- Born: Charles Sylvanus Rhyne 23 June 1912 near Charlotte, North Carolina, U.S.
- Died: 27 July 2003 (aged 91) McLean, Virginia, U.S.
- Education: Duke University George Washington University
- Occupation: Lawyer
- Known for: Baker v. Carr
- Spouse(s): Sue M. Cotton (d. 1974); Sarah P. Hendon
- Children: 4

= Charles S. Rhyne =

American lawyer who argued landmark case Baker v. Carr

Charles Sylvanus Rhyne (23 June 1912 – 27 July 2003) was an American lawyer whose arguments before the Supreme Court of the United States led to the landmark 1962 decision in Baker v. Carr.

== Early life ==
Rhyne was born on a cotton farm near Charlotte, North Carolina. He attended Duke University and its law school, where befriended classmate and future president Richard Nixon. Rhyne completed his legal education at George Washington University in Washington, D.C.. Before his legal career, he worked as a cowboy and prizefighter during the Great Depression.

== Legal career ==
Rhyne opened a law office in Washington, D.C. in 1937, developing a practice that focussed on aeronautical and municipal law. He became president of the Bar Association of the District of Columbia in 1955 and promoted its racial integration. In 1958, Rhyne was elected president of the American Bar Association, where he initiated the annual celebration of Law Day on May 1, in recognition of which he was on the cover of Time Magazine on May 5, 1958.

== Baker v. Carr ==
Rhyne played a central role in the landmark Baker v. Carr case, which transformed American electoral law. In the late 1950s, a group of urban voters in Tennessee challenged the state’s failure to redraw its legislative districts. The electoral boundaries of the districts had not changed since 1901 despite significant population growth in cities. Rhyne, then general counsel to the National Institute of Municipal Law Officers, agreed to represent them in their case against Tennessee Secretary of State Joseph Carr.
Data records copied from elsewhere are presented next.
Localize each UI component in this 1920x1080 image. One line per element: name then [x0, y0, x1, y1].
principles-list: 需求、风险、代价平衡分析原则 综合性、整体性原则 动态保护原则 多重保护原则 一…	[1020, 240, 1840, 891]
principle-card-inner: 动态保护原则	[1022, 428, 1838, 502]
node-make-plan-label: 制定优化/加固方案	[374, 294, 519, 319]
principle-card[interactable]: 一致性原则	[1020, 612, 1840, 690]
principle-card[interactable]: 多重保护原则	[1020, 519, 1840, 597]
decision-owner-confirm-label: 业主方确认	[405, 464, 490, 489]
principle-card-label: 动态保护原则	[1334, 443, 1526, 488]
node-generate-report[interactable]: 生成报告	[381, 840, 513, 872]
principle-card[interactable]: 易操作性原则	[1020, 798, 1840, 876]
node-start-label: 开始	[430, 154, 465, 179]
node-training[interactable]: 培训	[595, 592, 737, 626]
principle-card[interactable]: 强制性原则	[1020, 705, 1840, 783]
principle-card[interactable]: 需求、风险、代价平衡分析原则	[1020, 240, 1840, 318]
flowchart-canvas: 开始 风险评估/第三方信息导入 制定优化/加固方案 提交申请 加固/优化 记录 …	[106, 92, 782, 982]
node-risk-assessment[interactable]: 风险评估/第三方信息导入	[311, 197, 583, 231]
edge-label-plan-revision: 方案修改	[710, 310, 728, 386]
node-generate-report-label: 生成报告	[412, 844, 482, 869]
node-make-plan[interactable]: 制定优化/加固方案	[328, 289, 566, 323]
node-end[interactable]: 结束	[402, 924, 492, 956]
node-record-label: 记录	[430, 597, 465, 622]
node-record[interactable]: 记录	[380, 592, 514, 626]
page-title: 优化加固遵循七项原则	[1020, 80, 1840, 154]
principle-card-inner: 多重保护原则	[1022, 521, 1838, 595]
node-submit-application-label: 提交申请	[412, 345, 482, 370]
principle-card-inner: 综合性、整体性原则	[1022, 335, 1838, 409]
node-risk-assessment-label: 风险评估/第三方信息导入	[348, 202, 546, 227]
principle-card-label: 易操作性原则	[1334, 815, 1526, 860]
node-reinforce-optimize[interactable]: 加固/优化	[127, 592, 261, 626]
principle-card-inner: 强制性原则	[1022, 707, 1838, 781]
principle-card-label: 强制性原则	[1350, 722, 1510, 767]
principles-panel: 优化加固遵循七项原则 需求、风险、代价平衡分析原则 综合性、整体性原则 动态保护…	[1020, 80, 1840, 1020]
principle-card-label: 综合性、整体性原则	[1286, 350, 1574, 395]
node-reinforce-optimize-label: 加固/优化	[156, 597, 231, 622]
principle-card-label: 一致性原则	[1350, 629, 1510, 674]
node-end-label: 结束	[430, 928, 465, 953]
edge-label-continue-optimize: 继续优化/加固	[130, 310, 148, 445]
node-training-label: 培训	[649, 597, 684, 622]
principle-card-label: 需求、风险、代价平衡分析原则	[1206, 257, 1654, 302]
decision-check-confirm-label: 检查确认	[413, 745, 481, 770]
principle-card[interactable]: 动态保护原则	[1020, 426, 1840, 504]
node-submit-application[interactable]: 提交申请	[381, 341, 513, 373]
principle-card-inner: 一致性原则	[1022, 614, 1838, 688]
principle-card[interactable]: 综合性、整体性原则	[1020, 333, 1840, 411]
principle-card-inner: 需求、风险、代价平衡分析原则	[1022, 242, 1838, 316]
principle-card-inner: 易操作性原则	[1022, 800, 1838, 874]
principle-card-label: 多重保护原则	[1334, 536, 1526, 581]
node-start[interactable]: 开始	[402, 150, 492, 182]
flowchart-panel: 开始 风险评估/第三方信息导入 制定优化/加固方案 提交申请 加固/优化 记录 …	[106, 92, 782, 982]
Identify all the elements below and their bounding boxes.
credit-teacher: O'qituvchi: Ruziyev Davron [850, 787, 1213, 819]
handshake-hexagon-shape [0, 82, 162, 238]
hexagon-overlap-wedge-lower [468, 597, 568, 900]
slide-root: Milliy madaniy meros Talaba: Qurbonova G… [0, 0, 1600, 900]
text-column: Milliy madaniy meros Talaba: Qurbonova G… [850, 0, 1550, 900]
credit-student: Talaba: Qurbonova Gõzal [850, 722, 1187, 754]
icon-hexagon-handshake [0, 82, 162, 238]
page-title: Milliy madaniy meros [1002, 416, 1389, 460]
Arguing that the outdated apportionment diluted urban votes and violated the Fourteenth Amendment’s equal protection clause, Rhyne persuaded the Supreme Court to hear the case in 1961. On 26 March 1962, the Court ruled 6–2 in favor of the plaintiffs, establishing that federal courts had jurisdiction over redistricting disputes, establishing the "one man, one vote" doctrine in American law. This decision led to widespread redrawing of electoral maps in the United States.

The then Chief Justice Earl Warren described the decision as one of the most significant of his tenure.

== Later life and death ==
In the 1970s, Rhyne served as President Nixon’s special ambassador to the United Nations High Commissioner for Refugees and later represented Rose Mary Woods during the Watergate scandal. He married Sue M. Cotton in 1932. After her death in 1974, he married Sarah P. Hendon. He died on 27 July 2003 at his home in McLean, Virginia, as a result of an accidental drowning.